La seconde édition de la Paris Cyber Week se tiendra les 2 et 3 juin prochains à l’Hôtel des Arts et Métiers, avenue d’Iéna à Paris. Cet évènement rassemblera pendant deux jours l’écosystème européen de la cyber, autour des défis de la transformation numérique sécurisée et des enjeux de souveraineté. Pour Sébastien Garnault, Fondateur de la Paris Cyber Week et de la CyberTaskForce, l’objectif est de faire de cet évènement le rendez-vous de l’Union européenne de la cyber, et de créer une communauté de confiance en Europe.

Global Security Mag : Pouvez-vous nous présenter votre parcours ?

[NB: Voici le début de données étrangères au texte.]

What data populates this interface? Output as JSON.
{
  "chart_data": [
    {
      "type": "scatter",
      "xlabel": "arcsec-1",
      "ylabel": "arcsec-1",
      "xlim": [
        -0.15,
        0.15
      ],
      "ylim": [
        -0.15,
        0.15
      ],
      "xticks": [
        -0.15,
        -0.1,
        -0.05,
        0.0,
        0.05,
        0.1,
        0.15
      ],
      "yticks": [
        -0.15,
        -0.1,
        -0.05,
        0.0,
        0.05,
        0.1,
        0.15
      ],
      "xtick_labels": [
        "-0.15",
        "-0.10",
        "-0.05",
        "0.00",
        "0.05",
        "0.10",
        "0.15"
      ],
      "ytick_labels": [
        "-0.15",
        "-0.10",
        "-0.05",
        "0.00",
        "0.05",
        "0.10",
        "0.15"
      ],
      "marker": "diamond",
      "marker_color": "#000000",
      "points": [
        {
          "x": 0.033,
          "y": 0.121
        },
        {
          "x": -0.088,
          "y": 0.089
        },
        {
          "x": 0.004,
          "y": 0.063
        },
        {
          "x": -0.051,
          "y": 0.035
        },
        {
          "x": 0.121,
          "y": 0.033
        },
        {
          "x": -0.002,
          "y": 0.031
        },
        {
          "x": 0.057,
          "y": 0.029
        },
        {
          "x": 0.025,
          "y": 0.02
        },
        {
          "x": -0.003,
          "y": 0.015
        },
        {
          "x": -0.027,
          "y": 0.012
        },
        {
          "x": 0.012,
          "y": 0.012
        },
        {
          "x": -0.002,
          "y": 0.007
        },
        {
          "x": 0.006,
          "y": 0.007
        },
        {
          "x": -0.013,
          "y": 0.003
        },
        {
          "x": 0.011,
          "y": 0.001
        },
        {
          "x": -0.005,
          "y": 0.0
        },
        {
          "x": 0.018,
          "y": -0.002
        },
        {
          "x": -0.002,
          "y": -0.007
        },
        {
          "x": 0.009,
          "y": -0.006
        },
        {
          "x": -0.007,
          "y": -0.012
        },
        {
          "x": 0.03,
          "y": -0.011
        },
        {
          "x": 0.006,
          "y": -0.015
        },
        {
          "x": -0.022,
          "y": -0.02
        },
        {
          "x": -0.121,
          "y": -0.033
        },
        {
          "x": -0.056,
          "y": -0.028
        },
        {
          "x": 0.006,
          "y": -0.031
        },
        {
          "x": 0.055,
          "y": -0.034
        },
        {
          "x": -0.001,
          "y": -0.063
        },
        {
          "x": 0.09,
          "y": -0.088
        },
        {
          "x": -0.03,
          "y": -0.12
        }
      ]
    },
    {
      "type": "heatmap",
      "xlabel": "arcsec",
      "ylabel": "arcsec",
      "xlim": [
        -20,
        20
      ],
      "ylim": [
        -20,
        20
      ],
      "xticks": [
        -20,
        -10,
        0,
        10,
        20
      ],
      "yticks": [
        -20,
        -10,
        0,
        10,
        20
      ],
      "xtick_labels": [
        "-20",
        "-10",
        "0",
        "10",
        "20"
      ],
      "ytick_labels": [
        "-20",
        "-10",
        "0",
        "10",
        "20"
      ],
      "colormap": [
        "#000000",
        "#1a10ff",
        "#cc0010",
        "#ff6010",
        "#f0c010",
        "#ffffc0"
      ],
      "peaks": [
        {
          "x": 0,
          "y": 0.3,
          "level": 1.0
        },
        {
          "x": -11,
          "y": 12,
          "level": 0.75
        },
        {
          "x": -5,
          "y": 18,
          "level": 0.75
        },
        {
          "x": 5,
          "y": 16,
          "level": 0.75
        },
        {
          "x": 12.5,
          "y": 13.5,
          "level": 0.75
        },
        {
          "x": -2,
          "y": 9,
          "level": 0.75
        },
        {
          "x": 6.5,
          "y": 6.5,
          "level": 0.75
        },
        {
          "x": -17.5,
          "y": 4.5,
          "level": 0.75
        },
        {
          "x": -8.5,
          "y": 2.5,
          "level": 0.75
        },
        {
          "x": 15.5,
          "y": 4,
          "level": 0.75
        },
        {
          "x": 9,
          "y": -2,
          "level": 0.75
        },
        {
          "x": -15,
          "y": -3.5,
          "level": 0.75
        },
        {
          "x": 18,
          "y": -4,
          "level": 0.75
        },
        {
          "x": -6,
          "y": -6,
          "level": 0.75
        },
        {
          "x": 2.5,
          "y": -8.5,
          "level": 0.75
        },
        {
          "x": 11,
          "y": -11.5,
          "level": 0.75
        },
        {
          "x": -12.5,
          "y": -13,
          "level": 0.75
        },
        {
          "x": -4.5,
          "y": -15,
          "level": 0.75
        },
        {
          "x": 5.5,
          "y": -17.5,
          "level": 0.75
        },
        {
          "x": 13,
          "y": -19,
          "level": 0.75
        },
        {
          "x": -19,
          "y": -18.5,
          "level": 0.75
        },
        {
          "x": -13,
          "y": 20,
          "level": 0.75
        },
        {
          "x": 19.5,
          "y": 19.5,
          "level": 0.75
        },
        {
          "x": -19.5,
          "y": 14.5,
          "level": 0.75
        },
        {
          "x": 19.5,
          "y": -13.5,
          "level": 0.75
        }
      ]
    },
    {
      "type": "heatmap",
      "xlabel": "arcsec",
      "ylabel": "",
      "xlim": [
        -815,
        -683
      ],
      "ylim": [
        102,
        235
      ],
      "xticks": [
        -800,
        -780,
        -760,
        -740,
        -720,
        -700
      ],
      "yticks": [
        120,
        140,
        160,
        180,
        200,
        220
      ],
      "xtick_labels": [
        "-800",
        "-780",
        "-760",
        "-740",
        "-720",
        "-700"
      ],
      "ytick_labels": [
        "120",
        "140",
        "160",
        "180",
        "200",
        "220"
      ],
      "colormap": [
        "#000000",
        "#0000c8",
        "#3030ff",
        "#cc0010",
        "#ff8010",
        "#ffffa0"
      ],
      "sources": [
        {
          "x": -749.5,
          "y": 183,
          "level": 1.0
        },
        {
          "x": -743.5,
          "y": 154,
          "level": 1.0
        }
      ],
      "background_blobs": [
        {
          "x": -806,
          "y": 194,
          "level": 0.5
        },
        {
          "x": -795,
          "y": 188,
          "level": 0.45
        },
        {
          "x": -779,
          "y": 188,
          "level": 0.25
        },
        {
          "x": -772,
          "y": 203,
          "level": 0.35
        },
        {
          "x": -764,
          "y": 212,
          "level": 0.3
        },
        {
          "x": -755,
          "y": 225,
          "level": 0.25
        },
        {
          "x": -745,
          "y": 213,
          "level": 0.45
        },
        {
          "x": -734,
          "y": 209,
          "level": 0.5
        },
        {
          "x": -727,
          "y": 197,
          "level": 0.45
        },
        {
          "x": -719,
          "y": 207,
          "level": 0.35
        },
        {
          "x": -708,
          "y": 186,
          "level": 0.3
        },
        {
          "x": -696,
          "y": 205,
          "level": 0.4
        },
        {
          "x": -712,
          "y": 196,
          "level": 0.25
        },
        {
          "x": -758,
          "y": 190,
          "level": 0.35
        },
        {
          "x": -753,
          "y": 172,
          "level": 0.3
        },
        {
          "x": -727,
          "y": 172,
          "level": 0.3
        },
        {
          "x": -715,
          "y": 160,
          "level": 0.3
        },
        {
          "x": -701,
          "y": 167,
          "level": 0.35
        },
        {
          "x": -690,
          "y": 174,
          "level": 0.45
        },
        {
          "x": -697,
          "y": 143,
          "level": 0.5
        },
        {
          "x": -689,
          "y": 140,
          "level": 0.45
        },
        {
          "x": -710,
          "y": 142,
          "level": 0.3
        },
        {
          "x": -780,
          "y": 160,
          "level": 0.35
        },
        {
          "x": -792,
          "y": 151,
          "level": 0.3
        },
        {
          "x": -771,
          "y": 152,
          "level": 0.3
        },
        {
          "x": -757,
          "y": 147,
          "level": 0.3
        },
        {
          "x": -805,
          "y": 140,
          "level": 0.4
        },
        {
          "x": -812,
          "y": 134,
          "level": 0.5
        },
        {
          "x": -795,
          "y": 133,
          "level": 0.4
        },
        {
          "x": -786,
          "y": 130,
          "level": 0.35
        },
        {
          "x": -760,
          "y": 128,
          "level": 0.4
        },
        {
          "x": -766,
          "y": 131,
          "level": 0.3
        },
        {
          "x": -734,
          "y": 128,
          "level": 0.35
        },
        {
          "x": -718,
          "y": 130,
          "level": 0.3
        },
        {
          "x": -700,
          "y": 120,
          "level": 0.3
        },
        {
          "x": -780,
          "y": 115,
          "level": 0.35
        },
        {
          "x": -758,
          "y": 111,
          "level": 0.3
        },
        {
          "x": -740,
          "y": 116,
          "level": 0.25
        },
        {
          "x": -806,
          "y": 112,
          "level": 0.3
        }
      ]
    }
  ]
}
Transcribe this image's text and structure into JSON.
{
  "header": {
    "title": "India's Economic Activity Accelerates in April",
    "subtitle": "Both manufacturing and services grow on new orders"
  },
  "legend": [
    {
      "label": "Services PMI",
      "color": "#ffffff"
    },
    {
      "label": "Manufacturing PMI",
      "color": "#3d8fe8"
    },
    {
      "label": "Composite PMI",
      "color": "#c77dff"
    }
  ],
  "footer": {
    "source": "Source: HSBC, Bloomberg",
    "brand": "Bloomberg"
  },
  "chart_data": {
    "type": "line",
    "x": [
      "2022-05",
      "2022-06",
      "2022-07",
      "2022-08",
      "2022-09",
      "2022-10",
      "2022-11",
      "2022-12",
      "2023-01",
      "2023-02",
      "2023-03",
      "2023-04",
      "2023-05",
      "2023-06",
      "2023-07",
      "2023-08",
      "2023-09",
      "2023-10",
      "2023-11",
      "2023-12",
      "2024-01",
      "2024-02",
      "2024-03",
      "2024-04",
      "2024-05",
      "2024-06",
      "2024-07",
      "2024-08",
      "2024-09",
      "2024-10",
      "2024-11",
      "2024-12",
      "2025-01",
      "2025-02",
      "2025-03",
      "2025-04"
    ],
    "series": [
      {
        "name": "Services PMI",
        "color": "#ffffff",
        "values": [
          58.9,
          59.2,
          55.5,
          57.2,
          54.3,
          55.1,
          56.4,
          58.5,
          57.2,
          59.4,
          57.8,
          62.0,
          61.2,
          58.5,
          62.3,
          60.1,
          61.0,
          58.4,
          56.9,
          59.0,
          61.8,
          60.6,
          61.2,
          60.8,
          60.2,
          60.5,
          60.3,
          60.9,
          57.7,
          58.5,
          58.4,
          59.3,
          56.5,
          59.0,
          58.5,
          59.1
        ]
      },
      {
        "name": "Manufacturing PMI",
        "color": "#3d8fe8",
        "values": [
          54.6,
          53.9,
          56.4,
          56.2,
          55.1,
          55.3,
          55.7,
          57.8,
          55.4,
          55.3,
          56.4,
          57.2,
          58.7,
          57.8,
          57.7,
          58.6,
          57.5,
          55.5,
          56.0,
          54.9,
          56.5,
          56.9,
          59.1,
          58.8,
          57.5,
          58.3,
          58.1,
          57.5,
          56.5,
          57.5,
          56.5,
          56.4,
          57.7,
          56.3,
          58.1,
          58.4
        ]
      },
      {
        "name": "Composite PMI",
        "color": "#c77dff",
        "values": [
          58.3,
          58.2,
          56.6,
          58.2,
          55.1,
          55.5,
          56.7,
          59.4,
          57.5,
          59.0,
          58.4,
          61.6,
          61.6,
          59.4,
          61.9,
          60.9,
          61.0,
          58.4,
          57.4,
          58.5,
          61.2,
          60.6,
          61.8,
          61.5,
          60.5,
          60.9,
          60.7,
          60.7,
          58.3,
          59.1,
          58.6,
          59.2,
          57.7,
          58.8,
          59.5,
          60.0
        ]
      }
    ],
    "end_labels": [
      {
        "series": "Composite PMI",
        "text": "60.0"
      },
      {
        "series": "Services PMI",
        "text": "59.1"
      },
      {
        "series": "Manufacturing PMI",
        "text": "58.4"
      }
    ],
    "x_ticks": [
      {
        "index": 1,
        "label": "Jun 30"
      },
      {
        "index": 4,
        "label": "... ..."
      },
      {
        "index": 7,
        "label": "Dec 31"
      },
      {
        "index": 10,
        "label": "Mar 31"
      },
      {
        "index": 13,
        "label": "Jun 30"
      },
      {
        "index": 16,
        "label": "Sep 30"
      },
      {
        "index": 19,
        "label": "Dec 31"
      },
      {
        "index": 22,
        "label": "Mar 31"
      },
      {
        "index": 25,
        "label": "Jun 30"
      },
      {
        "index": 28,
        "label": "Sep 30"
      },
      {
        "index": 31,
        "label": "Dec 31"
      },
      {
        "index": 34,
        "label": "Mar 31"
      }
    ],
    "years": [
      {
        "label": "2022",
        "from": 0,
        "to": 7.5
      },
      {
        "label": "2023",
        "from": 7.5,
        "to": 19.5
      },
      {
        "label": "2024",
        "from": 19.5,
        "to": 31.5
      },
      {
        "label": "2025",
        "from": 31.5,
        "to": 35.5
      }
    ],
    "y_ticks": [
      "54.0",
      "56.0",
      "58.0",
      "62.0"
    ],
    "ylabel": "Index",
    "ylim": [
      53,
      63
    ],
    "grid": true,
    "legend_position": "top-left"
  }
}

Sébastien Garnault : Je suis diplômé de Sciences-Po Rennes et de l’Université Paris-II Panthéon-Assas et j’ai débuté ma carrière au Secrétariat général des Affaires européennes (SGAE - Premier ministre). À la suite d’un passage au Parlement européen en 2010, j’ai intégré la même année le cabinet de lobbying Boury, Tallon & Associés en tant que chargé d’études, avant de prendre en 2012 la direction de la filiale M&M Conseil, puis de devenir associé du cabinet en 2013. Parallèlement, j’ai créé TPG Communication avec Paul Boury, Pascal Tallon et Raymond Soubie, une société spécialisée dans la mobilisation de très hautes personnalités. Après un voyage d’études de 6 mois en Afrique australe en 2015, je suis venu m’installer à Rennes, avec la conviction que le monde était en pleine accélération numérique, et qu’il nous fallait accélérer, en France, la transformation digitale. C’est alors que j’ai fondé Garnault & Associés en 2016, un cabinet de conseils stratégiques spécialisé dans le numérique sécurisé, avec trois principaux objectifs : décentraliser le débat national, traiter l’ensemble des politiques publiques d’un point de vue numérique et permettre aux citoyens et PME d’accéder à la parole publique. Nous avons donc organisé à Rennes la première édition des Rendez-Vous parlementaires sur l’économie numérique en avril 2016, en présence d’Axelle Lemaire, suivie d’une seconde édition en novembre 2016 sur les enjeux de cybersécurité/cyberdéfense. Depuis 2017, cet évènement se tient chaque année à Rennes dans le cadre de l’European Cyber Week, initiée par le Pôle d’Excellence Cyber et ses partenaires. Fin 2016, j’ai également lancé la CyberTaskForce, un groupe composé de parlementaires, de hauts fonctionnaires et d’experts de la cyberdéfense et de la cybersécurité, officiellement inauguré lors du FIC 2017. Enfin, fin 2018, j’ai créé la Paris Cyber Week, le rendez-vous annuel de l’écosystème européen de la cyber. Il s’agit d’un évènement qui rassemble pendant deux jours à Paris décideurs européens, experts, fournisseurs et consommateurs de solutions, ainsi que les pouvoirs publics autour des défis de la transformation numérique sécurisée. La première édition s’est tenue en juin 2019.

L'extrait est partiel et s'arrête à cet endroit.